The watchdog rebooted a node after the fence_scsi/fence_mpath binary failed with a return code of 1 in a Red Hat High Availability cluster

Solution Verified - Updated

Environment

  • Red Hat Enterprise Linux 6, 7, 8, 9 (with the High Availability Add-on)

Issue

  • A cluster node with the fence_scsi watchdog script configured was gracefully rebooted. /var/log/messages shows errors like the following:
Mar 28 10:28:08 node1 watchdog[22429]: test binary /etc/watchdog.d/fence_scsi_check_hardreboot returned 1
Mar 28 10:28:08 node1 watchdog[22429]: repair binary /etc/watchdog.d/fence_scsi_check_hardreboot returned 1
Mar 28 10:28:08 node1 watchdog[22429]: shutting down the system because of error 1

Resolution

Red Hat Enterprise Linux 6


There are no plans to fix this issue for RHEL 6.

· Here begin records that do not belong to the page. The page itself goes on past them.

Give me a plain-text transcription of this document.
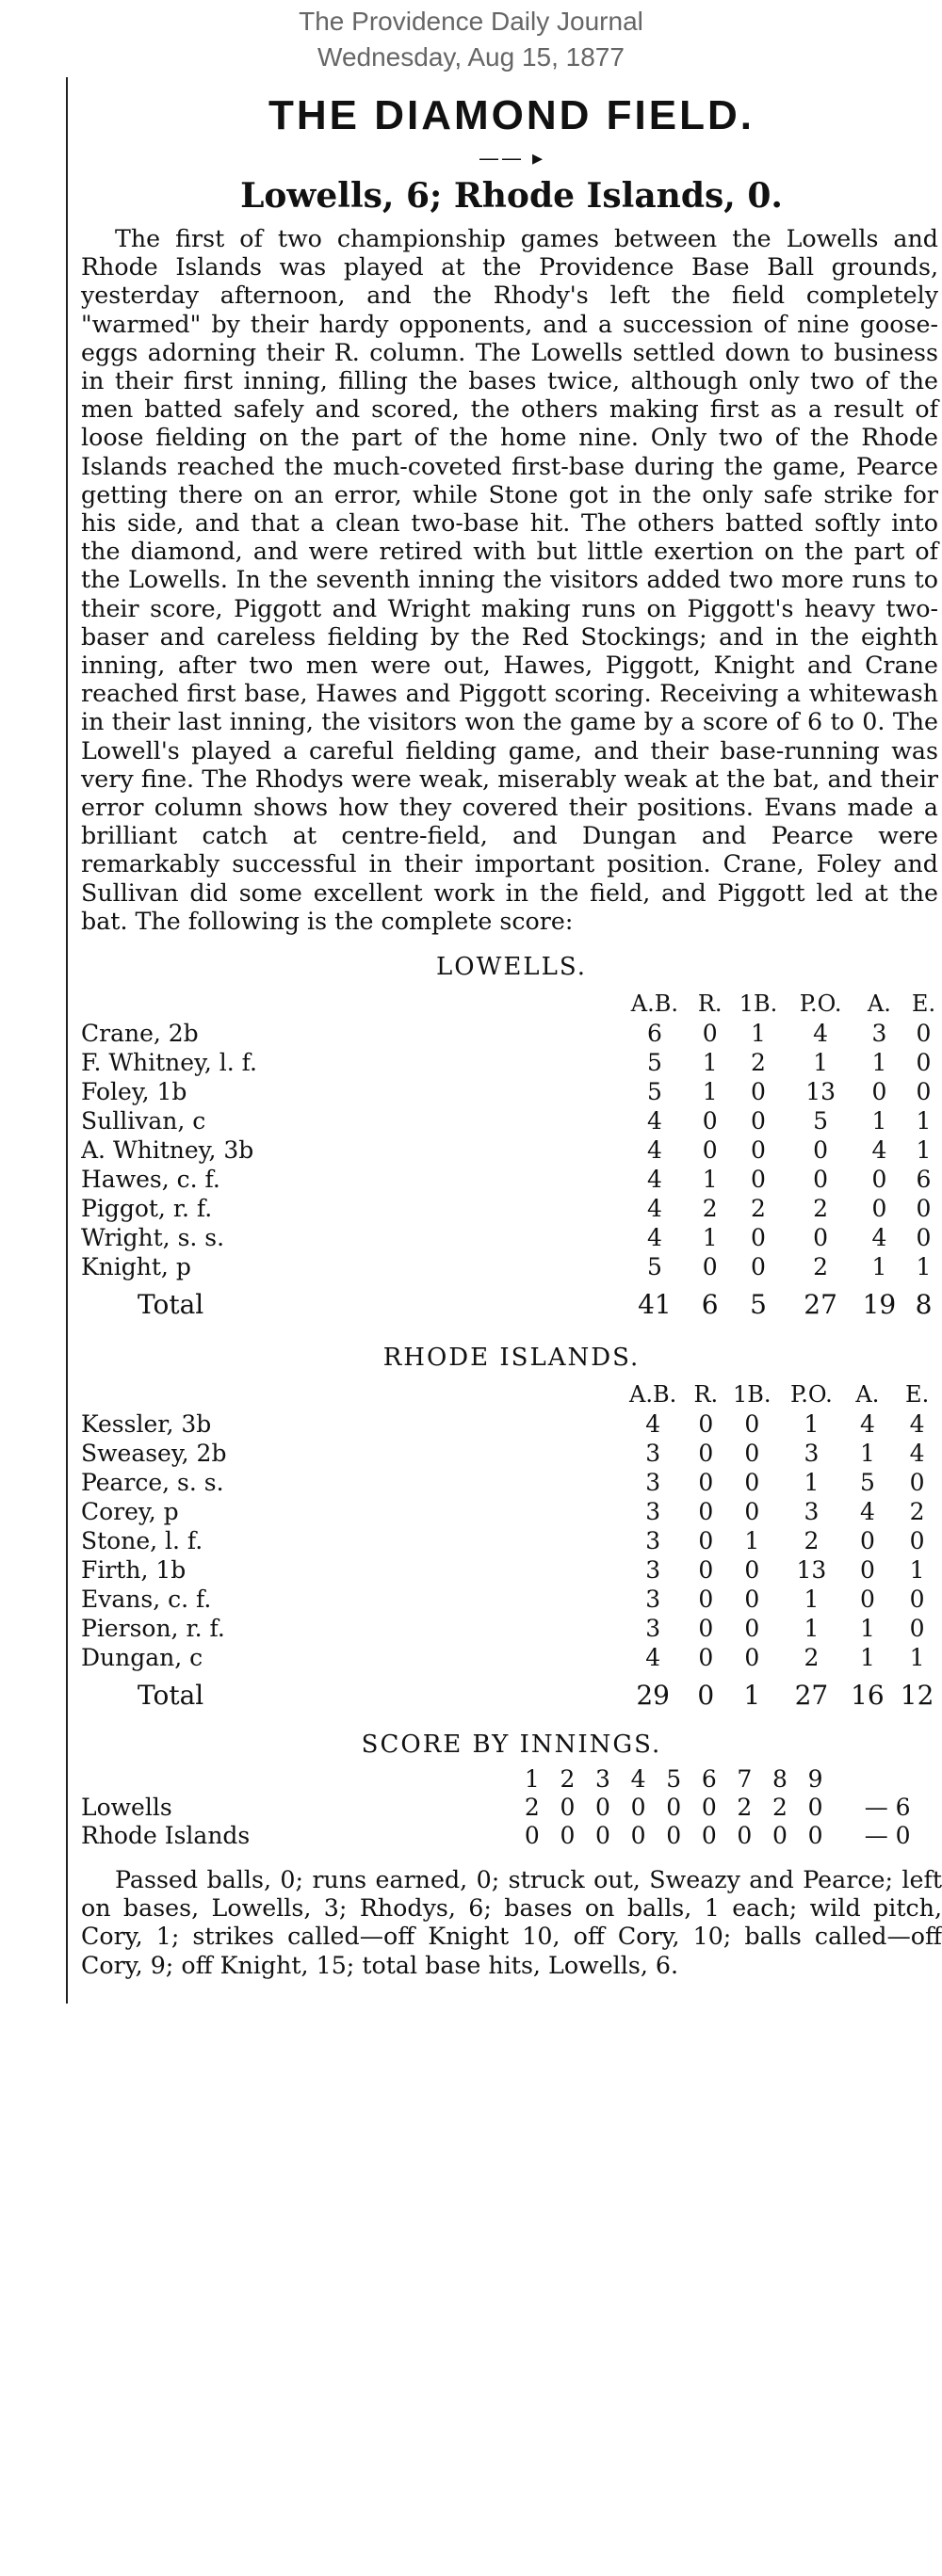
The Providence Daily Journal
Wednesday, Aug 15, 1877
THE DIAMOND FIELD.
—— ▸
Lowells, 6; Rhode Islands, 0.

The first of two championship games between the Lowells and Rhode Islands was played at the Providence Base Ball grounds, yesterday afternoon, and the Rhody's left the field completely "warmed" by their hardy opponents, and a succession of nine goose-eggs adorning their R. column. The Lowells settled down to business in their first inning, filling the bases twice, although only two of the men batted safely and scored, the others making first as a result of loose fielding on the part of the home nine. Only two of the Rhode Islands reached the much-coveted first-base during the game, Pearce getting there on an error, while Stone got in the only safe strike for his side, and that a clean two-base hit. The others batted softly into the diamond, and were retired with but little exertion on the part of the Lowells. In the seventh inning the visitors added two more runs to their score, Piggott and Wright making runs on Piggott's heavy two-baser and careless fielding by the Red Stockings; and in the eighth inning, after two men were out, Hawes, Piggott, Knight and Crane reached first base, Hawes and Piggott scoring. Receiving a whitewash in their last inning, the visitors won the game by a score of 6 to 0. The Lowell's played a careful fielding game, and their base-running was very fine. The Rhodys were weak, miserably weak at the bat, and their error column shows how they covered their positions. Evans made a brilliant catch at centre-field, and Dungan and Pearce were remarkably successful in their important position. Crane, Foley and Sullivan did some excellent work in the field, and Piggott led at the bat. The following is the complete score:

LOWELLS.
	A.B.	R.	1B.	P.O.	A.	E.
Crane, 2b	6	0	1	4	3	0
F. Whitney, l. f.	5	1	2	1	1	0
Foley, 1b	5	1	0	13	0	0
Sullivan, c	4	0	0	5	1	1
A. Whitney, 3b	4	0	0	0	4	1
Hawes, c. f.	4	1	0	0	0	6
Piggot, r. f.	4	2	2	2	0	0
Wright, s. s.	4	1	0	0	4	0
Knight, p	5	0	0	2	1	1
Total	41	6	5	27	19	8
RHODE ISLANDS.
	A.B.	R.	1B.	P.O.	A.	E.
Kessler, 3b	4	0	0	1	4	4
Sweasey, 2b	3	0	0	3	1	4
Pearce, s. s.	3	0	0	1	5	0
Corey, p	3	0	0	3	4	2
Stone, l. f.	3	0	1	2	0	0
Firth, 1b	3	0	0	13	0	1
Evans, c. f.	3	0	0	1	0	0
Pierson, r. f.	3	0	0	1	1	0
Dungan, c	4	0	0	2	1	1
Total	29	0	1	27	16	12
SCORE BY INNINGS.
	1	2	3	4	5	6	7	8	9	
Lowells	2	0	0	0	0	0	2	2	0	— 6
Rhode Islands	0	0	0	0	0	0	0	0	0	— 0

Passed balls, 0; runs earned, 0; struck out, Sweazy and Pearce; left on bases, Lowells, 3; Rhodys, 6; bases on balls, 1 each; wild pitch, Cory, 1; strikes called—off Knight 10, off Cory, 10; balls called—off Cory, 9; off Knight, 15; total base hits, Lowells, 6.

Red Hat Enterprise Linux 7


Upgrade to [`fence-agents-all-4.2.1-24.el7`](/errata/RHSA-2019:2037) or later and see [workaround](#workaround). This errata or later includes the options `retry` and `retry-sleep` for `/etc/sysconfig/stonith`.

There are no plans to support these options for fence_mpath on RHEL 7.

Red Hat Enterprise Linux 8


See [workaround](#workaround) as RHEL 8 includes the options `retry` and `retry-sleep` for `/etc/sysconfig/stonith`.

Support for fence_mpath using the options retry and retry-sleep in /etc/sysconfig/stonith was added with the following errata RHBA-2021:4148 with the following package(s): fence-agents-4.2.1-75.el8 or later.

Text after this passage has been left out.